Mehr Männer als Frauen fürchten sich vor einer Berufsunfähigkeit

Im Einzelnen zeigte sich, dass Frauen in den meisten Fällen mehr Angst vor diesen Risiken haben als Männer. Nur das Berufsunfähigkeits-Risiko wird mit 40 Prozent bei den Männern höher eingeschätzt als bei den Frauen – hier waren es 36 Prozent, die sich davor fürchteten. Die Umfrage ergab auch, dass selbst bei den Berufstätigen im Alter zwischen 30 und 59 Jahren sich nur 45 Prozent gegen das Berufsunfähigkeits-Risiko in irgendeiner Form, beispielsweise mit einer privaten Berufsunfähigkeits-Versicherung absicherten. Fälschlicherweise gehen die Befragten davon aus, dass Erkrankungen des Bewegungsapparats und Krebs eher zu einer Berufsunfähigkeit führen als der Eintritt psychischer Krankheiten. Tatsächlich belegt eine Statistik des Analysehauses Morgen & Morgen GmbH, dass fast jeder dritte Berufsunfähigkeitsfall, und damit die Mehrheit aller Fälle, durch eine psychische Erkrankung verursacht wird.
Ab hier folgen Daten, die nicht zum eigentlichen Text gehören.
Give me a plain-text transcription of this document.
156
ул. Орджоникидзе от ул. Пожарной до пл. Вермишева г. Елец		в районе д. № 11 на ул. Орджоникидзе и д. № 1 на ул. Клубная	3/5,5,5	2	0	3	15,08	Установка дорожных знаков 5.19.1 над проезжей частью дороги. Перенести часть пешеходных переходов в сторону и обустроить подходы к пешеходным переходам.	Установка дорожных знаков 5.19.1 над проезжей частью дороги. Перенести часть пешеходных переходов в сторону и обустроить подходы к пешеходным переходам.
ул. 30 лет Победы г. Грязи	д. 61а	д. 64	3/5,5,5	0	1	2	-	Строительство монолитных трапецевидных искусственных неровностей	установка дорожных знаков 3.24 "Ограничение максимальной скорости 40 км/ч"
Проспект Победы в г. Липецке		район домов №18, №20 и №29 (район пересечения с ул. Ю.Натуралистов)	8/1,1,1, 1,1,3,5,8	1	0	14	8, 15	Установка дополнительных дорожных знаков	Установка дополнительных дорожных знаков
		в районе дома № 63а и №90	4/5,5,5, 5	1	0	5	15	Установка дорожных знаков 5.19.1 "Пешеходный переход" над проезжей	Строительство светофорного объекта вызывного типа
Falsche Einschätzung bei der Berufsunfähigkeits-Ursache

An zweiter Stelle der Hauptursachen liegen mit über 25 Prozent Erkrankungen des Skelett- und Bewegungsapparates. Und erst an dritter Stelle der Gründe für eine Berufsunfähigkeit folgen Krebs und andere bösartige Geschwulste. Die Studie kommt außerdem zu dem Ergebnis, dass sich knapp drei Viertel der Erwerbstätigen für den Fall der Berufsunfähigkeit auf die Leistungen der gesetzlichen Sozialversicherung verlassen. Allerdings gibt es seit 2001 für alle, die nach dem 1. Januar 1961 geboren wurden, keine Rente mehr im Falle einer Berufsunfähigkeit. Zudem gilt: Nur wer aufgrund eines Leidens dauerhaft weniger als sechs Stunden am Tag irgendeiner erwerbstätig nachgehen kann und als gesetzlich Rentenversicherter bestimmte versicherungsrechtliche Voraussetzungen erfüllt, hat Anspruch auf eine sogenannte gesetzliche Erwerbsminderungsrente.
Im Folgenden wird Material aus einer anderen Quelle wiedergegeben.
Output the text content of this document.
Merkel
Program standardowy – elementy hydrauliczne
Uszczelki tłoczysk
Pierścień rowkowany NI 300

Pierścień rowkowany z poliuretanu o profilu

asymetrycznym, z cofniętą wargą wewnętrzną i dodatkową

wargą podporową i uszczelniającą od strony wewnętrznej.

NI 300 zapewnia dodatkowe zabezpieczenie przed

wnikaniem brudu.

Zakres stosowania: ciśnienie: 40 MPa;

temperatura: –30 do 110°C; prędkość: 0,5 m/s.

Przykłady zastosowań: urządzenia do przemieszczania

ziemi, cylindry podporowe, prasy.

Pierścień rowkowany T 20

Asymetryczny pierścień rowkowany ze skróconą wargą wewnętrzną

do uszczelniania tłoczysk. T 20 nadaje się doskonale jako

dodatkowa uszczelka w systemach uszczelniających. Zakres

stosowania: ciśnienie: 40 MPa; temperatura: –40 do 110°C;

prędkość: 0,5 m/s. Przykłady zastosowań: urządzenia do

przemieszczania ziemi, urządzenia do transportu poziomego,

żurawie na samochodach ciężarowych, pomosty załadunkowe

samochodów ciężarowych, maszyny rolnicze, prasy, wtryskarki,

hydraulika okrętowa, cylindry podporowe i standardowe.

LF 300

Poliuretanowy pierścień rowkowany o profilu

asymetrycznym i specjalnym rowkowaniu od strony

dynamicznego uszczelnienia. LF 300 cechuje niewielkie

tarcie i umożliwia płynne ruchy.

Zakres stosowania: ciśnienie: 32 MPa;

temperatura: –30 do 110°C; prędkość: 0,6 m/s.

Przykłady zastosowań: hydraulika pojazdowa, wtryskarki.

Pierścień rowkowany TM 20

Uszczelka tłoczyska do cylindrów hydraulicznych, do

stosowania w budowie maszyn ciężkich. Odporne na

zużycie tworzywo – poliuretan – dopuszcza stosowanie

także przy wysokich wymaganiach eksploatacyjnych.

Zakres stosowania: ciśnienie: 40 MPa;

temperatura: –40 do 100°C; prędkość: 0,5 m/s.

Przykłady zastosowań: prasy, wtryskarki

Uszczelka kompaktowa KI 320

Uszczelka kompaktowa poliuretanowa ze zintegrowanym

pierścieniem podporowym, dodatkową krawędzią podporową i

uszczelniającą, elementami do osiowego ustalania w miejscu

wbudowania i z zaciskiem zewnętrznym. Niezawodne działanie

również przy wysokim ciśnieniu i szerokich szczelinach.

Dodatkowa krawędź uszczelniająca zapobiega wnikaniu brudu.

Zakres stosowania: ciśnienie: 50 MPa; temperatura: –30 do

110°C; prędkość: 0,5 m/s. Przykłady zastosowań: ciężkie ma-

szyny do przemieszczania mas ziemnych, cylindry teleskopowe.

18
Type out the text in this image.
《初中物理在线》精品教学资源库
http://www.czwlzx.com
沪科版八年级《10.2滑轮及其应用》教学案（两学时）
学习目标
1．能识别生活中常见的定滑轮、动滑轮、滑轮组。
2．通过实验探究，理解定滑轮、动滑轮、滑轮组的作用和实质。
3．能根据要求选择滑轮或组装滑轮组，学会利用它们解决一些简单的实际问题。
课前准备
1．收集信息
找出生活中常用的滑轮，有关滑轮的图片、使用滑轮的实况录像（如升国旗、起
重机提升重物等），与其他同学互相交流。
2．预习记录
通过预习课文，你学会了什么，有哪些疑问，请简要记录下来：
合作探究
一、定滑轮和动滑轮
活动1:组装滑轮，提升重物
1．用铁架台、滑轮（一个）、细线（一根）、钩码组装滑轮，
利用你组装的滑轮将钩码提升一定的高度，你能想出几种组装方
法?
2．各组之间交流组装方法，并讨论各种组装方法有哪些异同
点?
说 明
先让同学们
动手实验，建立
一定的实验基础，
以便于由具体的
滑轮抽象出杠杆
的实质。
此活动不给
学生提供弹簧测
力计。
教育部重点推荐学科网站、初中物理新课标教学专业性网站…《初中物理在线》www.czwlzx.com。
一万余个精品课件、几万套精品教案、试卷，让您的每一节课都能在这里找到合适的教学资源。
Gesetzliche Erwerbsminderungsrente ist niedrig

2012 betrug die durchschnittliche Rente bei einer teilweisen Erwerbsminderung monatlich 474 Euro. Wer mindestens drei, aber weniger als sechs Stunden am Tag irgendeiner beruflichen Tätigkeit nachgehen kann, hat Anspruch auf eine Rente wegen teilweiser Erwerbsminderung – vorausgesetzt die versicherungs-rechtlichen Anforderungen werden erfüllt. Die durchschnittliche Rentenhöhe bei einer vollen Erwerbsminderung, also für jemanden, der weniger als drei Stunden täglich arbeiten kann, betrug 717 Euro im Monat. Da viele keine gesetzliche Absicherung im Falle einer Berufsunfähigkeit haben, unter anderem weil sie nach dem 1. Januar 1961 geboren wurden, und auch die gesetzliche Einkommensabsicherung bei einer Erwerbsminderung in der Regel nicht ausreicht, ist eine private Absicherung wichtig. Eine Lösung bietet hierzu die private Berufs- und/oder Erwerbsunfähigkeits-Versicherung.
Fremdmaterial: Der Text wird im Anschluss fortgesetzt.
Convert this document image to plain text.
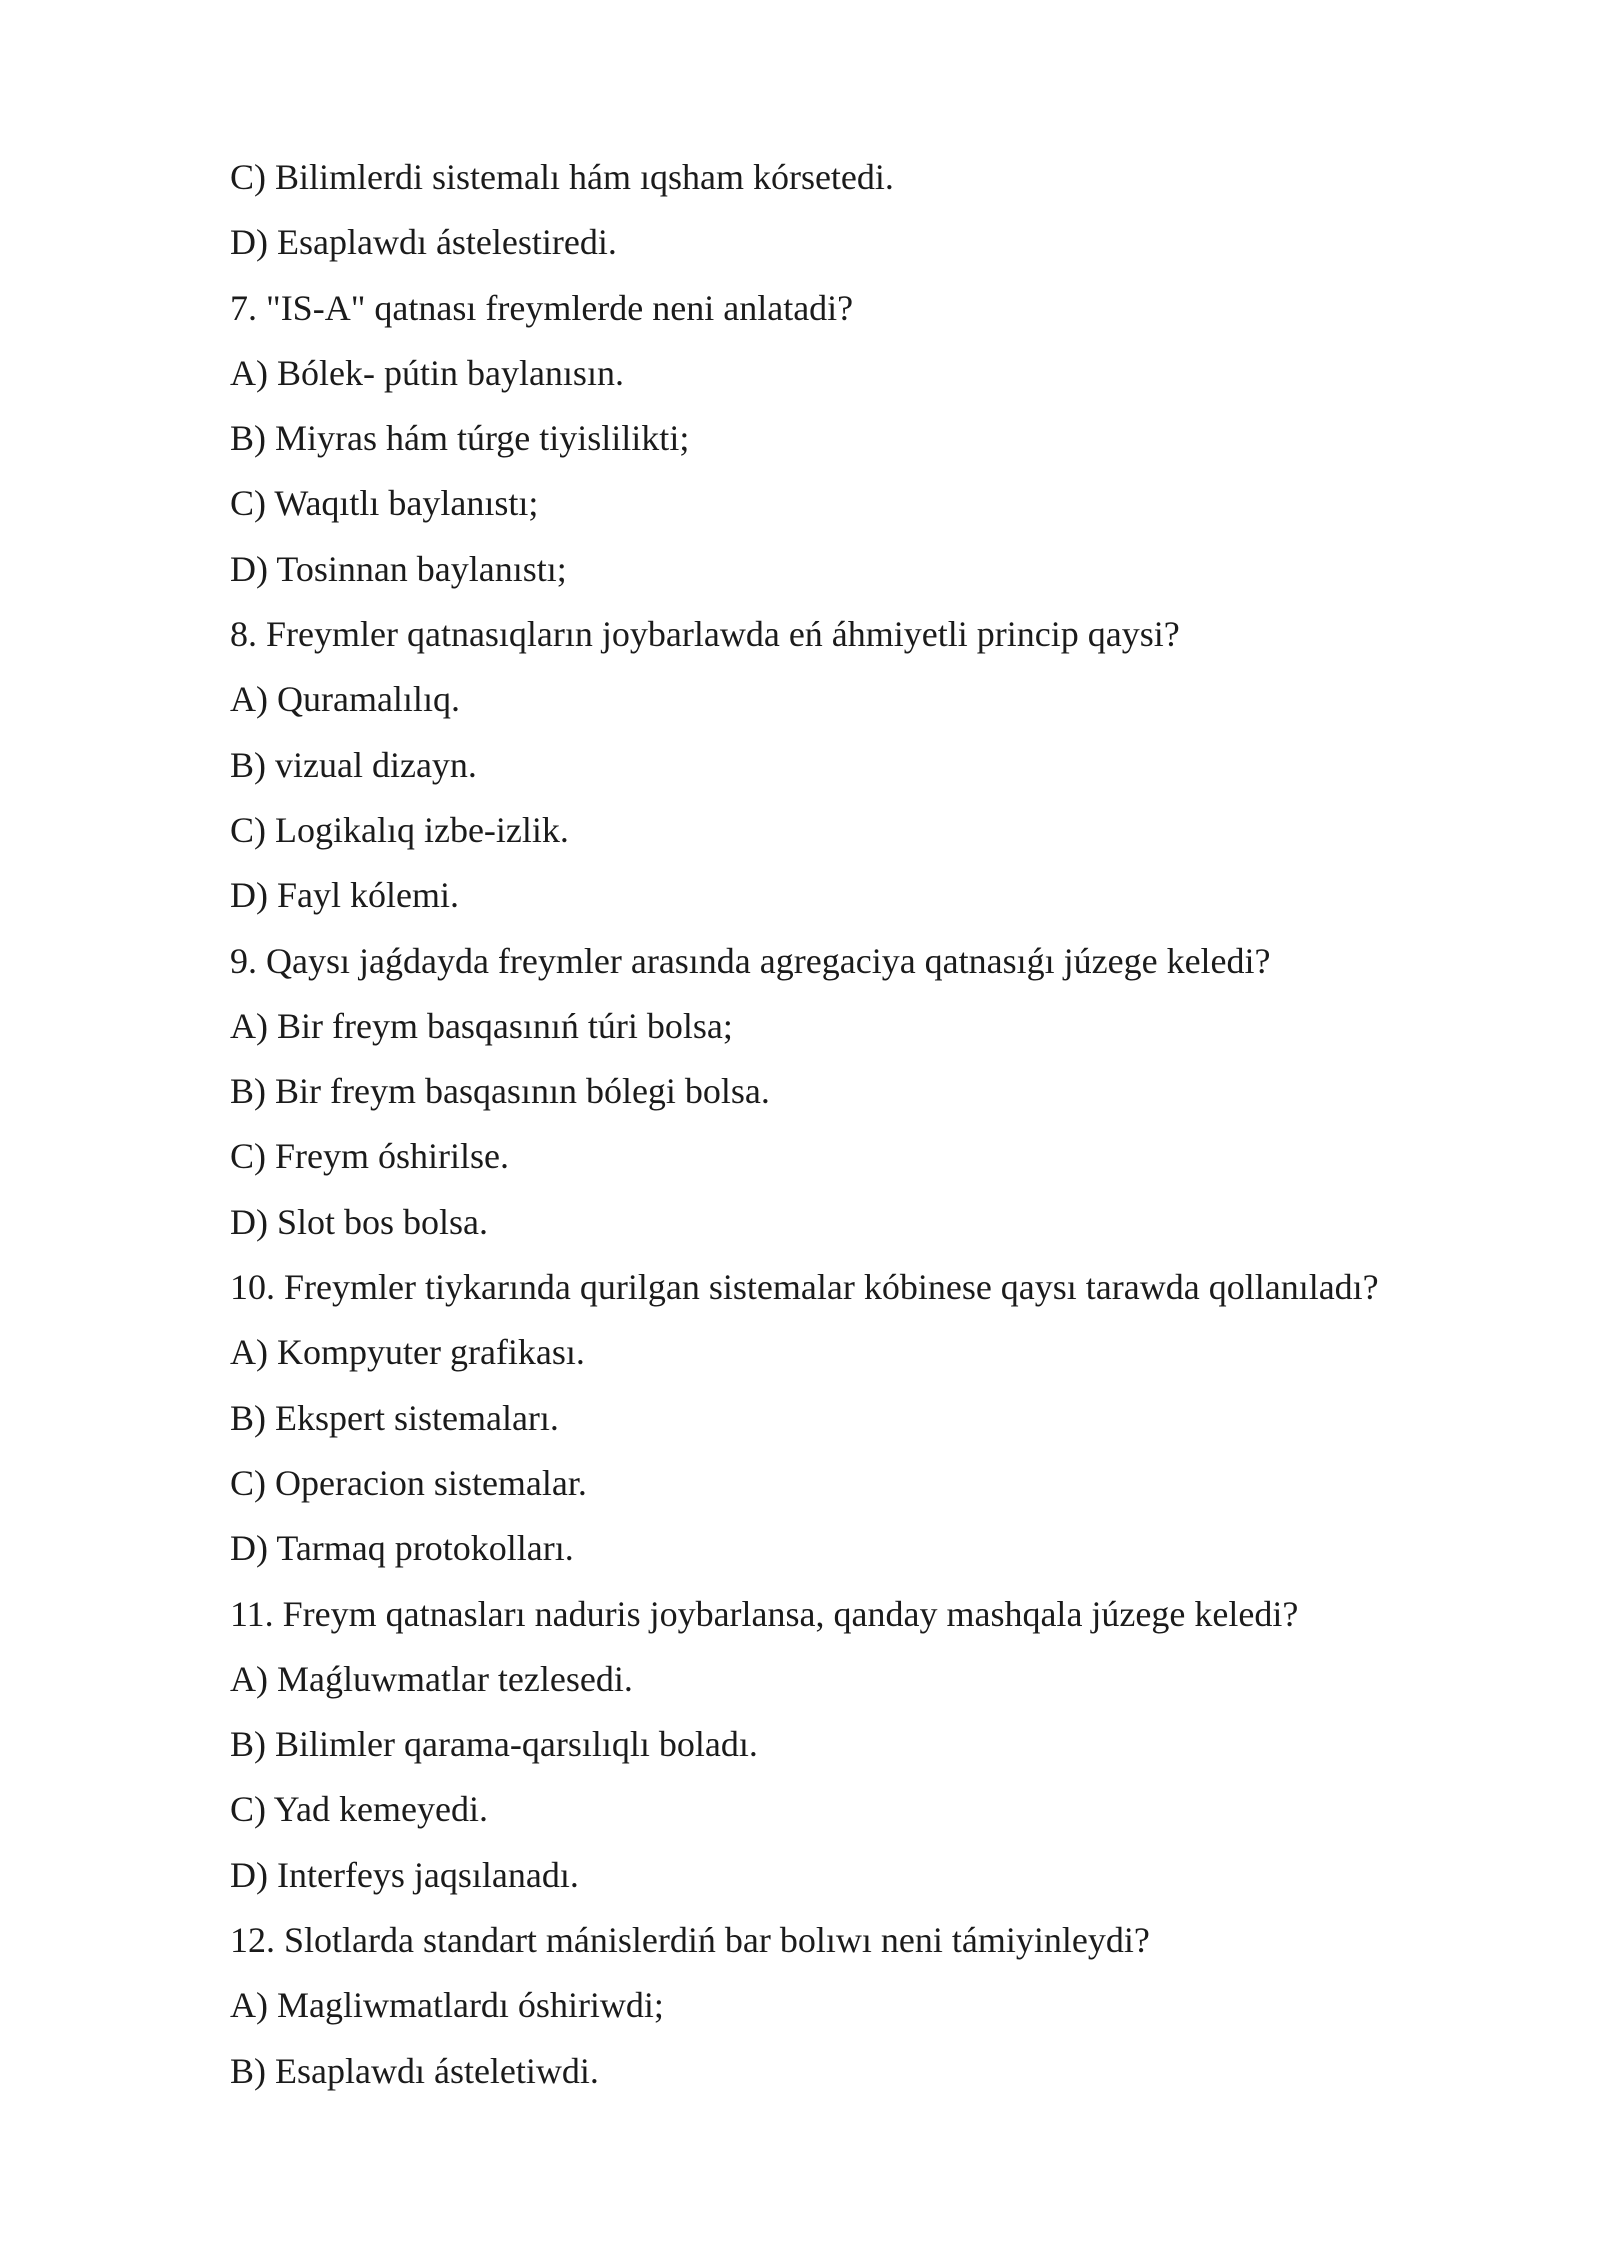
C) Bilimlerdi sistemalı hám ıqsham kórsetedi.
D) Esaplawdı ástelestiredi.
7. "IS-A" qatnası freymlerde neni anlatadi?
A) Bólek- pútin baylanısın.
B) Miyras hám túrge tiyislilikti;
C) Waqıtlı baylanıstı;
D) Tosinnan baylanıstı;
8. Freymler qatnasıqların joybarlawda eń áhmiyetli princip qaysi?
A) Quramalılıq.
B) vizual dizayn.
C) Logikalıq izbe-izlik.
D) Fayl kólemi.
9. Qaysı jaǵdayda freymler arasında agregaciya qatnasıǵı júzege keledi?
A) Bir freym basqasınıń túri bolsa;
B) Bir freym basqasının bólegi bolsa.
C) Freym óshirilse.
D) Slot bos bolsa.
10. Freymler tiykarında qurilgan sistemalar kóbinese qaysı tarawda qollanıladı?
A) Kompyuter grafikası.
B) Ekspert sistemaları.
C) Operacion sistemalar.
D) Tarmaq protokolları.
11. Freym qatnasları naduris joybarlansa, qanday mashqala júzege keledi?
A) Maǵluwmatlar tezlesedi.
B) Bilimler qarama-qarsılıqlı boladı.
C) Yad kemeyedi.
D) Interfeys jaqsılanadı.
12. Slotlarda standart mánislerdiń bar bolıwı neni támiyinleydi?
A) Magliwmatlardı óshiriwdi;
B) Esaplawdı ásteletiwdi.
Biometrische Risiken sinnvoll absichern

Auch für die anderen biometrischen Risiken, wie Todesfall, Invalidität, schwere Krankheit, Pflegefall und Langlebigkeit, bietet die Versicherungswirtschaft diverse Absicherungslösungen an. Eine Lebensversicherung ermöglicht beispielsweise einen finanziellen Hinterbliebenenschutz und eine Pflegezusatz-Versicherung eine Kostenabsicherung im Pflegefall. Eine Rentenversicherung kann zudem die Einkommenslücke zwischen der gesetzlichen Rente und dem benötigten Einkommen schließen.